358. Instant evolution's gonna get you

A few weeks ago, the comic strip Pearls Before Swine - written by a recovering lawyer, Stephen Pastis - featured Pig, Rat and Goat standing behind a table or wall or something, all looking the same way.  (In Peanuts,  the wall had stones and they rested their elbows on it, but then Schulz hadn't gone to law school.)

Pig says something like, "My goal in life is to leave every place a little bit better than when I arrived."  Rat says: "You already do that."  Pig (thrilled): "Really?"  Rat: "Every time you leave the room, I feel better."  Pig, feeling euphoric, leaves, and Rat says to Goat, "The best insults sound like compliments."

I thought of that when I read a recent opinion by Judge Stephen Reinhardt, the right wing agent provocateur on the Ninth Circuit, whose career has been devoted to making liberalism look ridiculous.  (See post 265.)  In an opinion this summer, Reinhardt wrote of his "highly imaginative and creative dissenting colleague". 

Just think how unfunny that Pearls Before Swine cartoon would had been if Rat's sarcasm had been as crude as that.  My point isn't just that Judge Reinhardt is less intellectually sophisticated than a cartoon rat.

No, I take that back.  That is my point.
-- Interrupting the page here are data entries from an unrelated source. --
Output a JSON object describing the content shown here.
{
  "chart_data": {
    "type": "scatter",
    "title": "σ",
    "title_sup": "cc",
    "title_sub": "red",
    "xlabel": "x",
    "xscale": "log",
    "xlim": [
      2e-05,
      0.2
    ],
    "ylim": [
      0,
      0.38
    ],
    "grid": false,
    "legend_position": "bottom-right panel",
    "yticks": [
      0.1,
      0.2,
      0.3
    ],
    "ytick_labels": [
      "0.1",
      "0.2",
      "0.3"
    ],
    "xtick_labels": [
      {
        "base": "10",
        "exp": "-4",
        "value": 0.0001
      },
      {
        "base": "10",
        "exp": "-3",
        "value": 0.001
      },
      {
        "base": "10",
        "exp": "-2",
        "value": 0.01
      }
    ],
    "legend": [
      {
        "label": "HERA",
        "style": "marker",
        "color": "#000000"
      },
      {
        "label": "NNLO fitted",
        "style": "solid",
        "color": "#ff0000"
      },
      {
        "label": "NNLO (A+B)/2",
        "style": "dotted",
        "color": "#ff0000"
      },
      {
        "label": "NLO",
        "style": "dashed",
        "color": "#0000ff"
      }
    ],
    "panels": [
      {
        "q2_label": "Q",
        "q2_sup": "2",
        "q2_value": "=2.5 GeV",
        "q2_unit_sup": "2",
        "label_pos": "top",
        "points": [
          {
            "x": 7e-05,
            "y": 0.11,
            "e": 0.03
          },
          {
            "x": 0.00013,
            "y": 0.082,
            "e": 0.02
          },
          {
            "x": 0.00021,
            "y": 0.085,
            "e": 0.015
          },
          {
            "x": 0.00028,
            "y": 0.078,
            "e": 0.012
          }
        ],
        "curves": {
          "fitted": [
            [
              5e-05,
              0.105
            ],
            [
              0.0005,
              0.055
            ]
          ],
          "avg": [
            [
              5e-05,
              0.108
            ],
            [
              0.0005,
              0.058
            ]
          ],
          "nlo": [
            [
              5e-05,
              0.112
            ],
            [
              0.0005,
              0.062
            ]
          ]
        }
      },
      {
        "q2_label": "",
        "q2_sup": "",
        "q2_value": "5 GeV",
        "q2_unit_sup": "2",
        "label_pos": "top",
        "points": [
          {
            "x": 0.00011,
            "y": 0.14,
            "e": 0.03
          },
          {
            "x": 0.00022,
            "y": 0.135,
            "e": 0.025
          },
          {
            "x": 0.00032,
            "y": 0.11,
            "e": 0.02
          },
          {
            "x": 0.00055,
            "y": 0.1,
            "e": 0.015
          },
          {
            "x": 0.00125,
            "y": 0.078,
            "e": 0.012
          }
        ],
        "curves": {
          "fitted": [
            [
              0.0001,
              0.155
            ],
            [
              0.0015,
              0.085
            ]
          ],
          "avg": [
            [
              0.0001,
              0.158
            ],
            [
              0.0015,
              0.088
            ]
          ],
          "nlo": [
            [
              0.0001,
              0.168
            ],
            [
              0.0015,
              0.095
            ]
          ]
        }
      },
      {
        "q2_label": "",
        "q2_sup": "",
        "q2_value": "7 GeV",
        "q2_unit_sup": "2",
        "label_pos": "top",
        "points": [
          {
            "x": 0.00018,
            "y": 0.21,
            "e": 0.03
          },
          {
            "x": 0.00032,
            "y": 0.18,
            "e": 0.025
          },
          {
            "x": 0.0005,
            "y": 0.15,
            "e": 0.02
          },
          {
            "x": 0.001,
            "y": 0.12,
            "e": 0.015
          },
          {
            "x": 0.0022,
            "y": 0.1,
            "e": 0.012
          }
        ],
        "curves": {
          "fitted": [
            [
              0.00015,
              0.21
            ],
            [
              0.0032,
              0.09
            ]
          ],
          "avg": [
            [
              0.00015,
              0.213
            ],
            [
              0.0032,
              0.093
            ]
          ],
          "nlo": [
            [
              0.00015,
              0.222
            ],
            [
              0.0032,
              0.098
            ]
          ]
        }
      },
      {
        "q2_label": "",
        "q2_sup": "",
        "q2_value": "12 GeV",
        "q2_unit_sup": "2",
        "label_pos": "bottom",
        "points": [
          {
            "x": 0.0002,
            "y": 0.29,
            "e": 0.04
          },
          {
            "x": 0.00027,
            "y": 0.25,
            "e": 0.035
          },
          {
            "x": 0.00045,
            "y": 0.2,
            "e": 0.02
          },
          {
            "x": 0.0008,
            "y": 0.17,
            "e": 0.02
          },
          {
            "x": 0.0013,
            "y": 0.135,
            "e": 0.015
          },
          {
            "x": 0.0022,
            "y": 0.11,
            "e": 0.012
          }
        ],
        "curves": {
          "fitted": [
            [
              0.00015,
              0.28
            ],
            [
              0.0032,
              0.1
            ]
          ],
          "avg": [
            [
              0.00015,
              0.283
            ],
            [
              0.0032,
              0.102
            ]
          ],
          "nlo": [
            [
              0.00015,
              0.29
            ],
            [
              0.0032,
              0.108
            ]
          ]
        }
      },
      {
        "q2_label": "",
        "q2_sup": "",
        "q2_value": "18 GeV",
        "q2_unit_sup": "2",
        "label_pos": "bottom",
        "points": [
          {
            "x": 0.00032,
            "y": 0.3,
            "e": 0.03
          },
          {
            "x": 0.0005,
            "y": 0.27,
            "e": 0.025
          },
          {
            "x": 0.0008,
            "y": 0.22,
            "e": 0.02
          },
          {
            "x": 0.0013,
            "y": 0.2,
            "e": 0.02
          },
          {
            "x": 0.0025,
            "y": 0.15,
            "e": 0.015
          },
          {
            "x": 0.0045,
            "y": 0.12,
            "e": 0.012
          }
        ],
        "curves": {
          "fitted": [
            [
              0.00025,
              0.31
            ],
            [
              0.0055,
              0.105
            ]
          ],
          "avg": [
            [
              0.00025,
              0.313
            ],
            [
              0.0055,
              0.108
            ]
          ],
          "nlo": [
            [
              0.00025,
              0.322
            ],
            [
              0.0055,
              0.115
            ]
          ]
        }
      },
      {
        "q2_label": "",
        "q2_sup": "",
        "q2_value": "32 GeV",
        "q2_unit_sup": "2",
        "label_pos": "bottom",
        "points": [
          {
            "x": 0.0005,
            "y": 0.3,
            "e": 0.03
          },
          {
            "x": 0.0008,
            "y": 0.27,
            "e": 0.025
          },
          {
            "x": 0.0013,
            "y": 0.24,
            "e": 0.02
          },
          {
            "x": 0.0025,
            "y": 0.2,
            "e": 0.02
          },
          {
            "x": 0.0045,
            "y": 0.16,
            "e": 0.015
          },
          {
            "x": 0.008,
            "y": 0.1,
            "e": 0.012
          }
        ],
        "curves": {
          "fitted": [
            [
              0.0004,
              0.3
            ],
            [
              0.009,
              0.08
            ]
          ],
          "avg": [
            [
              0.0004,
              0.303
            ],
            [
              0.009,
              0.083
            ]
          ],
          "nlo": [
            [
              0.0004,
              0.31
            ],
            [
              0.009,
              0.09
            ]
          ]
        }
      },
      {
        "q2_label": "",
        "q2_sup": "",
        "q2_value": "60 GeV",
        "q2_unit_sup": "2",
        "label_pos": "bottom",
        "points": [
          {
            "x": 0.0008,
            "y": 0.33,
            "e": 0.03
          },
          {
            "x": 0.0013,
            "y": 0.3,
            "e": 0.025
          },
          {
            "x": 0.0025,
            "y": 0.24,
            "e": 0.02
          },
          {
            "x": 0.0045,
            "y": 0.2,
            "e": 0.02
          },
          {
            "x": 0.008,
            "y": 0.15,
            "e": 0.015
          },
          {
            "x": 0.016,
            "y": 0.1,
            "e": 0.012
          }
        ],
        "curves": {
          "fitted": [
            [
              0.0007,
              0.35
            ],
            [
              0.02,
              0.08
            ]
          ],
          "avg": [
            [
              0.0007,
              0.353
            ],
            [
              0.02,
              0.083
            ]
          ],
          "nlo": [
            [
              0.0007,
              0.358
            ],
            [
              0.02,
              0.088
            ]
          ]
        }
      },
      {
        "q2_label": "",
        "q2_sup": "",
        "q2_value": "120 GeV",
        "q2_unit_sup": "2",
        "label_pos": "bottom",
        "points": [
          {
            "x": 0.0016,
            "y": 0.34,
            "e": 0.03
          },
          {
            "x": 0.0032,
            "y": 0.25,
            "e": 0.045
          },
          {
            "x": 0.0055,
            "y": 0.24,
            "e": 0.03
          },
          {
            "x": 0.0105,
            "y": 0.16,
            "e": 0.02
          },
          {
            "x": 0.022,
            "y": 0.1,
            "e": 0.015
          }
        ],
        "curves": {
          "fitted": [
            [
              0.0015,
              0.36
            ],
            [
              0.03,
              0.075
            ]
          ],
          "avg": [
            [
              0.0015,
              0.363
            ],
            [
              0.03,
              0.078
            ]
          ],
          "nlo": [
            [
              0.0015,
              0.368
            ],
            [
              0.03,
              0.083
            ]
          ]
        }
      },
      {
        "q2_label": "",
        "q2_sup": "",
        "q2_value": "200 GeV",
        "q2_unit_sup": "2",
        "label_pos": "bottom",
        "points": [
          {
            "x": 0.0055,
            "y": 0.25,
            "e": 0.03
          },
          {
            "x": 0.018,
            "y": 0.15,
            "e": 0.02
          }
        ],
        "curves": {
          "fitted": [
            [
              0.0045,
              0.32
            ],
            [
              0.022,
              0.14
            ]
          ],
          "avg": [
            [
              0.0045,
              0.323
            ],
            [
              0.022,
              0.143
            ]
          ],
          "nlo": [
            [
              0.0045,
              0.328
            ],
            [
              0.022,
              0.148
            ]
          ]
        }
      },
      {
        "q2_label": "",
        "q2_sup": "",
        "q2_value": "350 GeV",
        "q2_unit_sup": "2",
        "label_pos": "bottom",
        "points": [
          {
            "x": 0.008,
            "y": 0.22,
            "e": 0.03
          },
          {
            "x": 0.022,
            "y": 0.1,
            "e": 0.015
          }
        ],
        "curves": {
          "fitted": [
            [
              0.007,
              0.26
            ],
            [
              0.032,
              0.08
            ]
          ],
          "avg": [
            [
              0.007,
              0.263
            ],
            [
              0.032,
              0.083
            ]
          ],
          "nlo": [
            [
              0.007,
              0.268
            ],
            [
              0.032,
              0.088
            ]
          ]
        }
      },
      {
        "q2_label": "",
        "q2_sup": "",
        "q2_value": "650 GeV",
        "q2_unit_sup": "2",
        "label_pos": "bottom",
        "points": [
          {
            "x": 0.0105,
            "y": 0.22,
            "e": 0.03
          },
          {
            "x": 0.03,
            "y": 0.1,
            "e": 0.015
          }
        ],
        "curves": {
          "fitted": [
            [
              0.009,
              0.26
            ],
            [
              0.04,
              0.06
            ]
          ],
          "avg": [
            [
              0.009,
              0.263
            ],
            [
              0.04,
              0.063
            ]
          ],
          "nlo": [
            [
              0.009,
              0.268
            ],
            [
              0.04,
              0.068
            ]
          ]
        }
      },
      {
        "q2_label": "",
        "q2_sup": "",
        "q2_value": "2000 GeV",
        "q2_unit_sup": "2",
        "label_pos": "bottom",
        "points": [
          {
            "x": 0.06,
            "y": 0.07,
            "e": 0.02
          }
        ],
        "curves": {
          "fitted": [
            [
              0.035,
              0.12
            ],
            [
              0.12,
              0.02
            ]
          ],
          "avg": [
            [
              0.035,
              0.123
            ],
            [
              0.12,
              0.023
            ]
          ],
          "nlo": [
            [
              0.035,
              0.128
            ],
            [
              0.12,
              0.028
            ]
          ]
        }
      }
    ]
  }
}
But I have other points, too.  In the absurd Pledge of Allegiance case, he wrote one of my favorite fatuities:

It is the highest calling of federal judges to invoke the Constitution to repudiate unlawful majoritarian actions and, when necessary, to strike down statutes that would infringe on fundamental rights, whether such statutes are adopted by legislatures or by popular vote...
This is not to say that federal judges should be completely sequestered from the attitudes of the nation we serve, even though our service is accomplished not through channeling popular sentiment but through strict adherence to established constitutional principles. The Constitution contemplates occasions when we must be responsive to long-term societal trends-when determining, for example, that which is “cruel and unusual,” ...  This broader long-term social conscience, however, is a matter far different from responding to particular immediate political pressures. We may not - we must not - allow public sentiment or outcry to guide our decisions.


So how does a federal judge tell the difference between long term societal trends and immediate political pressures?  Easy-peasy: anything the judge likes is a long term trend, anything the judge dislikes is political pressure.  (And if it wasn't long term before, he can do his best to make it so.)
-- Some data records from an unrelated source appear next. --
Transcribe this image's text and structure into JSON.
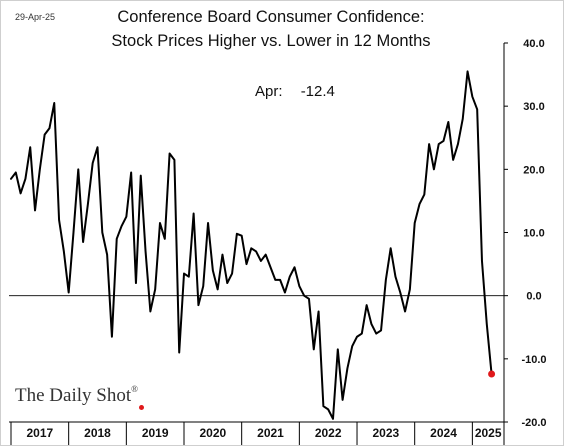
{
  "date_label": "29-Apr-25",
  "title_line1": "Conference Board Consumer Confidence:",
  "title_line2": "Stock Prices Higher vs. Lower in 12 Months",
  "annotation": {
    "label": "Apr:",
    "value": "-12.4"
  },
  "watermark": "The Daily Shot",
  "watermark_mark": "®",
  "colors": {
    "line": "#000000",
    "highlight": "#e0191b",
    "axis": "#000000"
  },
  "chart_data": {
    "type": "line",
    "title": "Conference Board Consumer Confidence: Stock Prices Higher vs. Lower in 12 Months",
    "xlabel": "",
    "ylabel": "",
    "ylim": [
      -20,
      40
    ],
    "yticks": [
      -20,
      -10,
      0,
      10,
      20,
      30,
      40
    ],
    "ytick_labels": [
      "-20.0",
      "-10.0",
      "0.0",
      "10.0",
      "20.0",
      "30.0",
      "40.0"
    ],
    "y_axis_side": "right",
    "x_start": "2017-01",
    "x_end": "2025-04",
    "xtick_labels": [
      "2017",
      "2018",
      "2019",
      "2020",
      "2021",
      "2022",
      "2023",
      "2024",
      "2025"
    ],
    "last_point_highlighted": true,
    "series": [
      {
        "values": [
          18.5,
          19.5,
          16.2,
          18.5,
          23.5,
          13.5,
          20.0,
          25.5,
          26.5,
          30.5,
          12.0,
          7.0,
          0.5,
          10.0,
          20.0,
          8.5,
          14.5,
          21.0,
          23.5,
          10.0,
          6.5,
          -6.5,
          9.0,
          11.0,
          12.5,
          19.5,
          2.0,
          19.0,
          7.0,
          -2.5,
          1.0,
          11.5,
          9.0,
          22.5,
          21.5,
          -9.0,
          3.5,
          3.0,
          13.0,
          -1.5,
          1.5,
          11.5,
          4.0,
          1.0,
          6.5,
          2.0,
          3.5,
          9.8,
          9.5,
          5.0,
          7.5,
          7.0,
          5.5,
          6.5,
          4.5,
          2.5,
          2.5,
          0.5,
          3.0,
          4.5,
          1.5,
          0.0,
          -0.5,
          -8.5,
          -2.5,
          -17.5,
          -18.0,
          -19.5,
          -8.5,
          -16.5,
          -11.5,
          -8.0,
          -6.5,
          -6.0,
          -1.5,
          -4.5,
          -6.0,
          -5.5,
          2.5,
          7.5,
          3.0,
          0.5,
          -2.5,
          1.0,
          11.5,
          14.5,
          16.0,
          24.0,
          20.0,
          24.0,
          24.5,
          27.5,
          21.5,
          24.0,
          28.0,
          35.5,
          31.5,
          29.5,
          5.5,
          -4.5,
          -12.4
        ]
      }
    ]
  }
}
Reinhardt was forced to say that sometimes federal judges are supposed to bend to the will of the people, because (of course) his personal opposition to the death penalty makes him accept the ludicrous idea that judges are better equipped to discern the the evolving standards of decency that mark the progress of a maturing society'" than are members of that society itself.  (See post 354.) 

There are lots and lots of very good reasons to be opposed to the death penalty, but the contention that Supreme Court justices (of all people) are attuned to what the people really think isn't one of them.  Perhaps it's the best the justices can do, when faced with the unfortunate reality that the Constitution twice authorizes capital punishment (here and here).  

Anyway, now the justices are contemplating a motion for reconsideration in their Kennedy v. Louisiana case, which held that the death penalty for mere child rape, when the child didn't die, was contrary to the latest trends in evolution.  Turns out that Congress recently passed just such a law. 

That's what it means to practice criminal law: we deal with matters of the greatest importance by arguing about side-issues such as "national consensus" that are saved from meaninglessness only because they possess no existence at all.